Saturday, April 2, 2011

Each Paycheck Starts New Statute of Limitations Period for Overtime Lawsuits

The U.S. Court of Appeals for the DC Circuit has ruled that police officers may pursue their lawsuit for unpaid overtime with respect to any pay period that is not barred by the statute of limitations [Figueroa v. District of Columbia Metropolitan Police Department, CA DC, Dkt. No. 09-7133, 2/11/11].

The facts. Officers at the District of Columbia Metropolitan Police Department (MPD) sued their employer under the Fair Labor Standards Act (FLSA), alleging that MPD had failed to include in their overtime calculation additional pay ($595 per year) that they were entitled to receive under the District of Columbia Code after being promoted to detective sergeant. Following an arbitrator's ruling, the MPD agreed to give the officers lump sum payments of $595 for every year since they had been promoted to the position of detective sergeant. However, the MTD did not recalculate the officers' overtime to take into account the $595 stipend.

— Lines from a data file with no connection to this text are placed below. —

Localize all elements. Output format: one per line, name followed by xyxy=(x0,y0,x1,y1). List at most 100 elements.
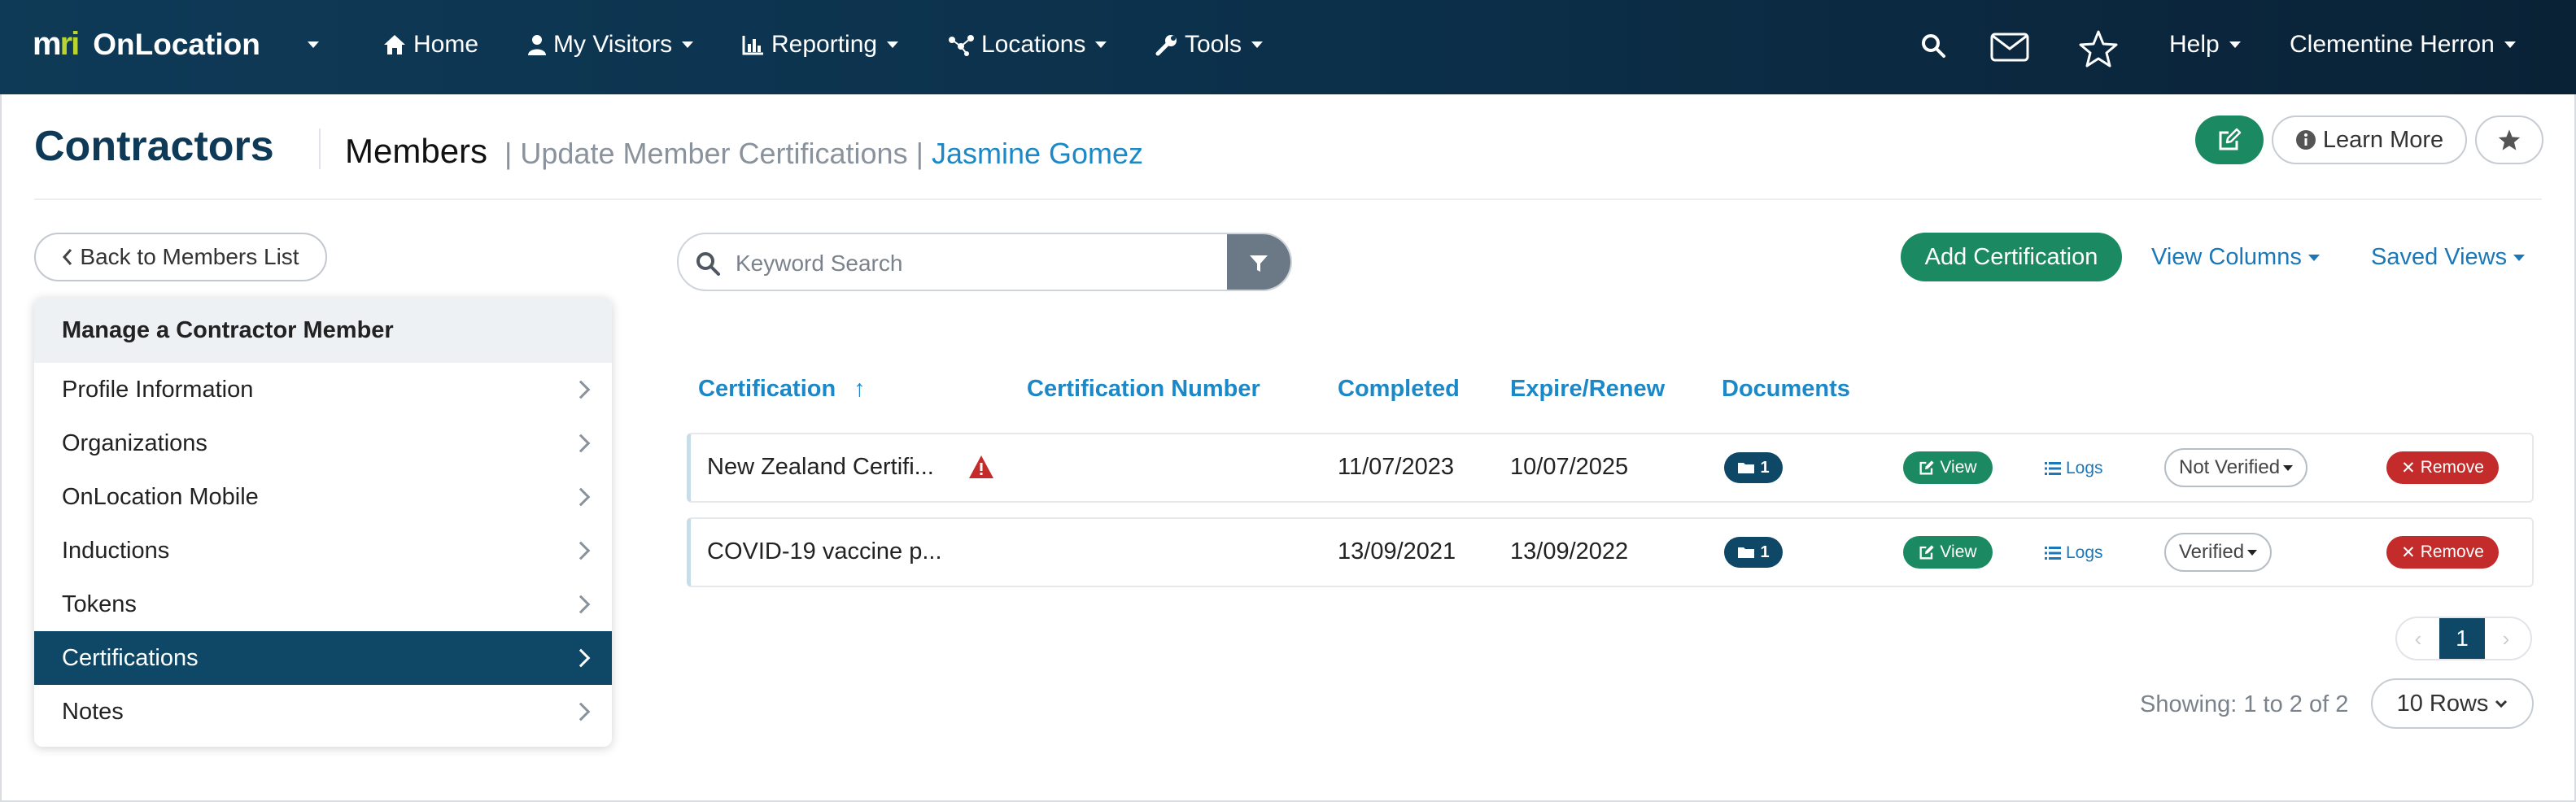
back-to-members-button[interactable]: Back to Members List xyxy=(34,233,327,281)
logs-link[interactable]: Logs xyxy=(2045,459,2103,478)
warning-icon xyxy=(969,455,993,478)
sidebar-item-label: OnLocation Mobile xyxy=(62,483,259,510)
table-row: COVID-19 vaccine p... 13/09/2021 13/09/2… xyxy=(687,517,2534,587)
breadcrumb-members[interactable]: Members xyxy=(345,132,487,171)
chevron-down-icon xyxy=(1095,41,1107,48)
chevron-down-icon xyxy=(2247,549,2258,556)
nav-reporting-label: Reporting xyxy=(771,31,878,58)
documents-count: 1 xyxy=(1760,543,1770,561)
sidebar-item-label: Tokens xyxy=(62,591,137,617)
help-menu[interactable]: Help xyxy=(2169,31,2241,59)
pagination: ‹ 1 › xyxy=(2395,617,2532,660)
view-button[interactable]: View xyxy=(1903,536,1993,569)
breadcrumb: | Update Member Certifications | Jasmine… xyxy=(504,137,1143,171)
remove-button[interactable]: ✕ Remove xyxy=(2386,536,2499,569)
learn-more-button[interactable]: Learn More xyxy=(2272,116,2467,164)
edit-icon xyxy=(1919,460,1935,475)
column-header-certification[interactable]: Certification ↑ xyxy=(698,376,866,403)
keyword-search[interactable]: Keyword Search xyxy=(677,233,1292,291)
view-columns-dropdown[interactable]: View Columns xyxy=(2151,244,2320,271)
column-header-documents[interactable]: Documents xyxy=(1722,376,1850,403)
sidebar-item-onlocation-mobile[interactable]: OnLocation Mobile xyxy=(34,470,612,524)
header-divider xyxy=(34,198,2542,200)
logs-label: Logs xyxy=(2066,543,2103,562)
edit-button[interactable] xyxy=(2195,116,2264,164)
star-icon[interactable] xyxy=(2078,29,2119,68)
view-label: View xyxy=(1940,458,1977,477)
app-switcher-caret-icon[interactable] xyxy=(307,41,319,48)
edit-icon xyxy=(2219,128,2242,150)
logs-link[interactable]: Logs xyxy=(2045,543,2103,563)
expire-date: 13/09/2022 xyxy=(1510,538,1629,564)
sidebar-item-label: Organizations xyxy=(62,429,207,456)
folder-icon xyxy=(1738,547,1755,558)
sidebar-item-label: Certifications xyxy=(62,644,199,671)
info-icon xyxy=(2295,130,2316,150)
certification-name[interactable]: COVID-19 vaccine p... xyxy=(707,538,942,565)
column-header-certification-number[interactable]: Certification Number xyxy=(1027,376,1260,403)
chevron-left-icon xyxy=(63,249,72,265)
help-label: Help xyxy=(2169,31,2220,58)
chevron-right-icon xyxy=(571,702,591,721)
remove-label: Remove xyxy=(2420,458,2484,477)
nav-my-visitors[interactable]: My Visitors xyxy=(527,31,694,59)
list-icon xyxy=(2045,462,2061,475)
user-menu[interactable]: Clementine Herron xyxy=(2290,31,2516,59)
add-certification-button[interactable]: Add Certification xyxy=(1901,233,2122,281)
person-icon xyxy=(528,35,546,55)
search-icon[interactable] xyxy=(1920,33,1946,59)
sidebar-item-label: Notes xyxy=(62,698,124,725)
sidebar-item-certifications[interactable]: Certifications xyxy=(34,631,612,685)
list-icon xyxy=(2045,547,2061,560)
nav-home[interactable]: Home xyxy=(382,31,478,59)
sidebar-item-label: Inductions xyxy=(62,537,170,564)
sidebar-item-organizations[interactable]: Organizations xyxy=(34,416,612,470)
documents-badge[interactable]: 1 xyxy=(1724,537,1783,568)
certification-name[interactable]: New Zealand Certifi... xyxy=(707,454,934,481)
chevron-down-icon xyxy=(2307,255,2320,262)
page-1-button[interactable]: 1 xyxy=(2439,618,2485,659)
brand[interactable]: mri OnLocation xyxy=(33,26,319,63)
nav-tools[interactable]: Tools xyxy=(1155,31,1264,59)
column-label: Certification xyxy=(698,376,836,402)
user-name: Clementine Herron xyxy=(2290,31,2495,58)
breadcrumb-person[interactable]: Jasmine Gomez xyxy=(932,137,1143,170)
learn-more-label: Learn More xyxy=(2322,126,2444,153)
documents-badge[interactable]: 1 xyxy=(1724,452,1783,483)
breadcrumb-subpage: Update Member Certifications xyxy=(520,137,908,170)
view-button[interactable]: View xyxy=(1903,451,1993,484)
sidebar-item-profile-information[interactable]: Profile Information xyxy=(34,363,612,416)
chevron-down-icon xyxy=(2504,41,2516,48)
search-input[interactable]: Keyword Search xyxy=(736,251,902,277)
remove-button[interactable]: ✕ Remove xyxy=(2386,451,2499,484)
status-label: Not Verified xyxy=(2179,456,2281,478)
prev-page-button[interactable]: ‹ xyxy=(2397,618,2439,659)
nav-reporting[interactable]: Reporting xyxy=(742,31,899,59)
status-label: Verified xyxy=(2179,541,2245,563)
sidebar-item-inductions[interactable]: Inductions xyxy=(34,524,612,578)
completed-date: 11/07/2023 xyxy=(1338,454,1454,480)
favorite-button[interactable] xyxy=(2475,116,2543,164)
column-header-completed[interactable]: Completed xyxy=(1338,376,1460,403)
logs-label: Logs xyxy=(2066,459,2103,477)
star-icon xyxy=(2498,129,2521,150)
verification-status-dropdown[interactable]: Verified xyxy=(2164,533,2273,572)
back-label: Back to Members List xyxy=(80,244,299,269)
view-columns-label: View Columns xyxy=(2151,244,2302,270)
home-icon xyxy=(384,35,405,54)
sidebar-item-notes[interactable]: Notes xyxy=(34,685,612,739)
mail-icon[interactable] xyxy=(1990,33,2029,62)
sidebar-item-tokens[interactable]: Tokens xyxy=(34,578,612,631)
column-header-expire-renew[interactable]: Expire/Renew xyxy=(1510,376,1665,403)
filter-button[interactable] xyxy=(1227,234,1290,290)
verification-status-dropdown[interactable]: Not Verified xyxy=(2164,448,2308,487)
chevron-down-icon xyxy=(682,41,694,48)
chevron-down-icon xyxy=(2495,700,2508,708)
saved-views-dropdown[interactable]: Saved Views xyxy=(2371,244,2526,271)
nav-home-label: Home xyxy=(413,31,479,58)
chevron-down-icon xyxy=(887,41,899,48)
next-page-button[interactable]: › xyxy=(2485,618,2527,659)
rows-per-page-dropdown[interactable]: 10 Rows xyxy=(2371,678,2534,729)
app-name: OnLocation xyxy=(93,27,260,61)
nav-locations[interactable]: Locations xyxy=(947,31,1107,59)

The law. 29 USC 216(b) of the FLSA allows employees to seek damages from their employer for overtime violations. However, 29 USC 255(a) of the FLSA bars any action for unpaid overtime if not commenced within two years of a non-willful violation and within three years of a willful violation.

The officers first became aware of the overtime miscalculation on Dec. 12, 2003. They filed a lawsuit to have their overtime recalculated to include the stipend on Nov. 5, 2007.

A federal district court ruled that the officers could not pursue their overtime claim since they filed their lawsuit more than three years after the initial overtime violation. The officers appealed the ruling. They argued that the statute of limitations begins again each time after they receive a paycheck without proper overtime compensation.

The ruling. The DC Circuit agreed with the officers. It said that the officers' lawsuit was not based on a single violation of the FLSA that occurred outside the statute of limitations, but on repeated violations, some of which fell within the limitations period. Therefore, the officers may pursue their overtime claim with respect to pay periods that occurred within two years of the date of their lawsuit for a non-willful violation, and within three years of the date of their lawsuit for a willful violation.

The DC Circuit remanded the case back to the district court for further proceedings consistent with its opinion.